A Development of Embedded Anomaly Behavior Packet Detection System for IoT Environment using Machine Learning Techniques

Abstract

Despite the growth of IoT technology and related markets, aspect of the IoT security in the IoT field is not handled correctly due to several factors such as indiscreet participation in the market, poor optimization for the various specifications. In this paper, an embedded anomaly packet detection system using machine learning technology for an IoT environment is proposed and evaluated. The suggesting system is composed of two main devices—the packet collection device and the packet analysis device. The packet collection device collects network packets from the IoT devices that are connected to the system.
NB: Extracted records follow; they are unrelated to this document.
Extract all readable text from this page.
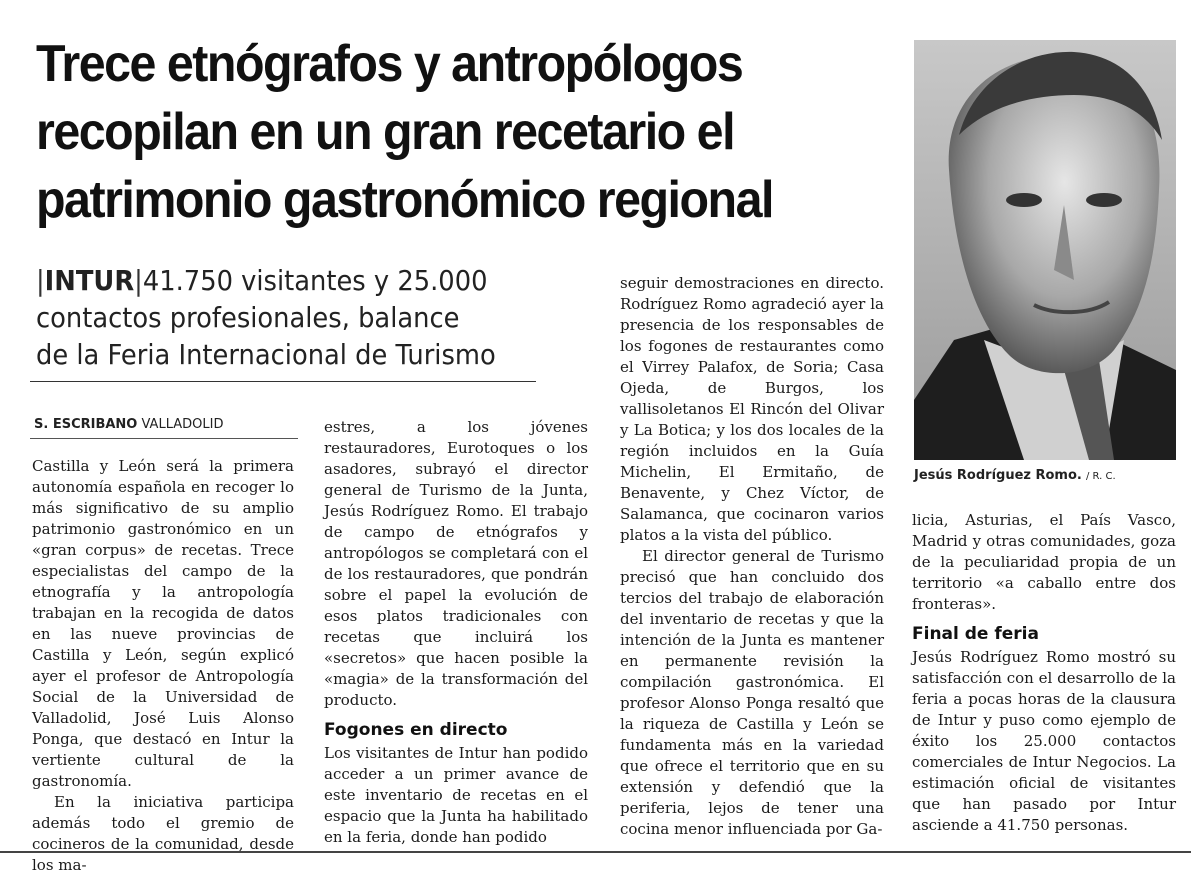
Trece etnógrafos y antropólogos recopilan en un gran recetario el patrimonio gastronómico regional
|INTUR|41.750 visitantes y 25.000 contactos profesionales, balance de la Feria Internacional de Turismo
S. ESCRIBANO VALLADOLID

Castilla y León será la primera autonomía española en recoger lo más significativo de su amplio patrimonio gastronómico en un «gran corpus» de recetas. Trece especialistas del campo de la etnografía y la antropología trabajan en la recogida de datos en las nueve provincias de Castilla y León, según explicó ayer el profesor de Antropología Social de la Universidad de Valladolid, José Luis Alonso Ponga, que destacó en Intur la vertiente cultural de la gastronomía.

En la iniciativa participa además todo el gremio de cocineros de la comunidad, desde los ma-

estres, a los jóvenes restauradores, Eurotoques o los asadores, subrayó el director general de Turismo de la Junta, Jesús Rodríguez Romo. El trabajo de campo de etnógrafos y antropólogos se completará con el de los restauradores, que pondrán sobre el papel la evolución de esos platos tradicionales con recetas que incluirá los «secretos» que hacen posible la «magia» de la transformación del producto.

Fogones en directo

Los visitantes de Intur han podido acceder a un primer avance de este inventario de recetas en el espacio que la Junta ha habilitado en la feria, donde han podido

seguir demostraciones en directo. Rodríguez Romo agradeció ayer la presencia de los responsables de los fogones de restaurantes como el Virrey Palafox, de Soria; Casa Ojeda, de Burgos, los vallisoletanos El Rincón del Olivar y La Botica; y los dos locales de la región incluidos en la Guía Michelin, El Ermitaño, de Benavente, y Chez Víctor, de Salamanca, que cocinaron varios platos a la vista del público.

El director general de Turismo precisó que han concluido dos tercios del trabajo de elaboración del inventario de recetas y que la intención de la Junta es mantener en permanente revisión la compilación gastronómica. El profesor Alonso Ponga resaltó que la riqueza de Castilla y León se fundamenta más en la variedad que ofrece el territorio que en su extensión y defendió que la periferia, lejos de tener una cocina menor influenciada por Ga-

Jesús Rodríguez Romo. / R. C.

licia, Asturias, el País Vasco, Madrid y otras comunidades, goza de la peculiaridad propia de un territorio «a caballo entre dos fronteras».

Final de feria

Jesús Rodríguez Romo mostró su satisfacción con el desarrollo de la feria a pocas horas de la clausura de Intur y puso como ejemplo de éxito los 25.000 contactos comerciales de Intur Negocios. La estimación oficial de visitantes que han pasado por Intur asciende a 41.750 personas.
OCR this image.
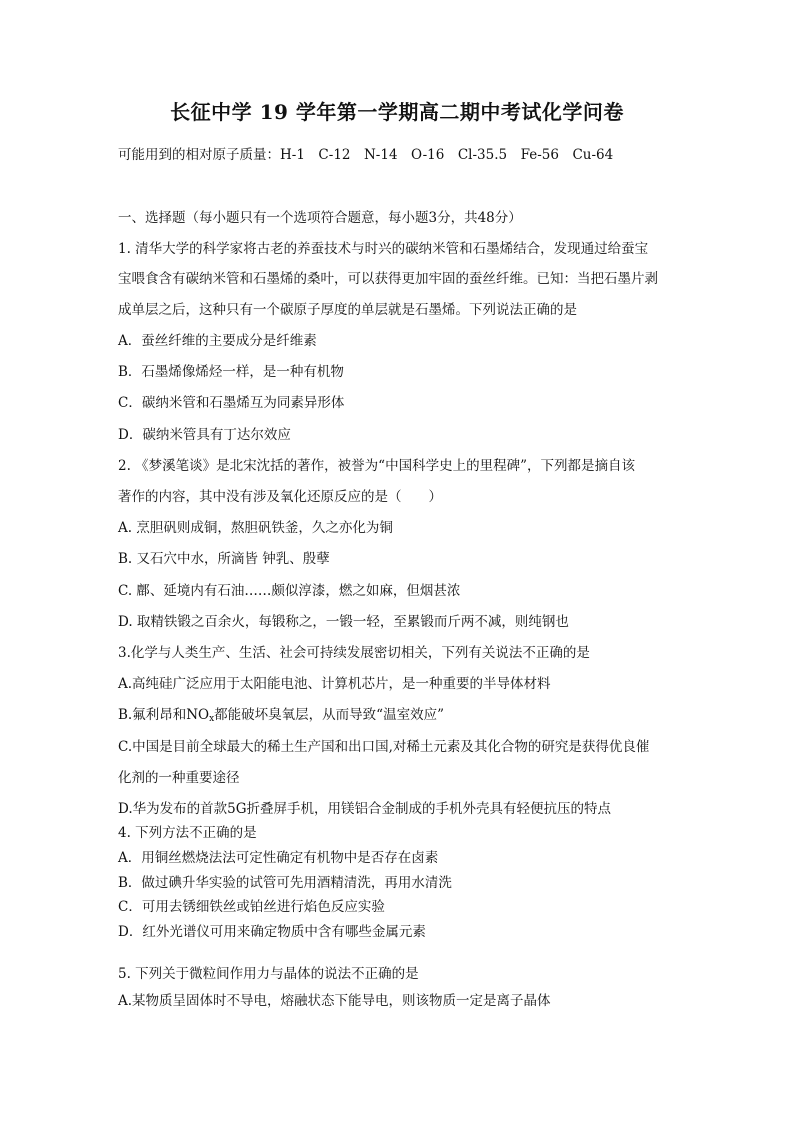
长征中学 19 学年第一学期高二期中考试化学问卷
可能用到的相对原子质量：H-1　C-12　N-14　O-16　Cl-35.5　Fe-56　Cu-64
一、选择题（每小题只有一个选项符合题意，每小题3分，共48分）
1. 清华大学的科学家将古老的养蚕技术与时兴的碳纳米管和石墨烯结合，发现通过给蚕宝
宝喂食含有碳纳米管和石墨烯的桑叶，可以获得更加牢固的蚕丝纤维。已知：当把石墨片剥
成单层之后，这种只有一个碳原子厚度的单层就是石墨烯。下列说法正确的是
A．蚕丝纤维的主要成分是纤维素
B．石墨烯像烯烃一样，是一种有机物
C．碳纳米管和石墨烯互为同素异形体
D．碳纳米管具有丁达尔效应
2. 《梦溪笔谈》是北宋沈括的著作，被誉为“中国科学史上的里程碑”，下列都是摘自该
著作的内容，其中没有涉及氧化还原反应的是（　　）
A. 烹胆矾则成铜，熬胆矾铁釜，久之亦化为铜
B. 又石穴中水，所滴皆 钟乳、殷孽
C. 鄜、延境内有石油……颇似淳漆，燃之如麻，但烟甚浓
D. 取精铁锻之百余火，每锻称之，一锻一轻，至累锻而斤两不减，则纯钢也
3.化学与人类生产、生活、社会可持续发展密切相关，下列有关说法不正确的是
A.高纯硅广泛应用于太阳能电池、计算机芯片，是一种重要的半导体材料
B.氟利昂和$NO_x$都能破坏臭氧层，从而导致“温室效应”
C.中国是目前全球最大的稀土生产国和出口国,对稀土元素及其化合物的研究是获得优良催
化剂的一种重要途径
D.华为发布的首款5G折叠屏手机，用镁铝合金制成的手机外壳具有轻便抗压的特点
4. 下列方法不正确的是
A．用铜丝燃烧法法可定性确定有机物中是否存在卤素
B．做过碘升华实验的试管可先用酒精清洗，再用水清洗
C．可用去锈细铁丝或铂丝进行焰色反应实验
D．红外光谱仪可用来确定物质中含有哪些金属元素
5. 下列关于微粒间作用力与晶体的说法不正确的是
A.某物质呈固体时不导电，熔融状态下能导电，则该物质一定是离子晶体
The packet analysis device detects anomalies from the packet data by using the machine learning model. Detected anomalies, which are mostly considered as intrusions such as new or bypassing HTTP attacks as well as existing attacks, are responded in real-time. For conformity assessment in a real-time environment, TPR, FPR, accuracy, and detection speed was measured, and the measured values of the target embedded board are 100%, 0.56%, 99.5, and 2.4 to 13.4 seconds, respectively. The results of TPR, FPR, and accuracy indicate the model itself has an excellent ability to discriminate between anomalies, but it is challenging to apply it to an embedded system in terms of detection speed. Future studies need to apply anomaly detection models that are more suitable for embedded devices and unique hardware accelerators for computing artificial neural networks.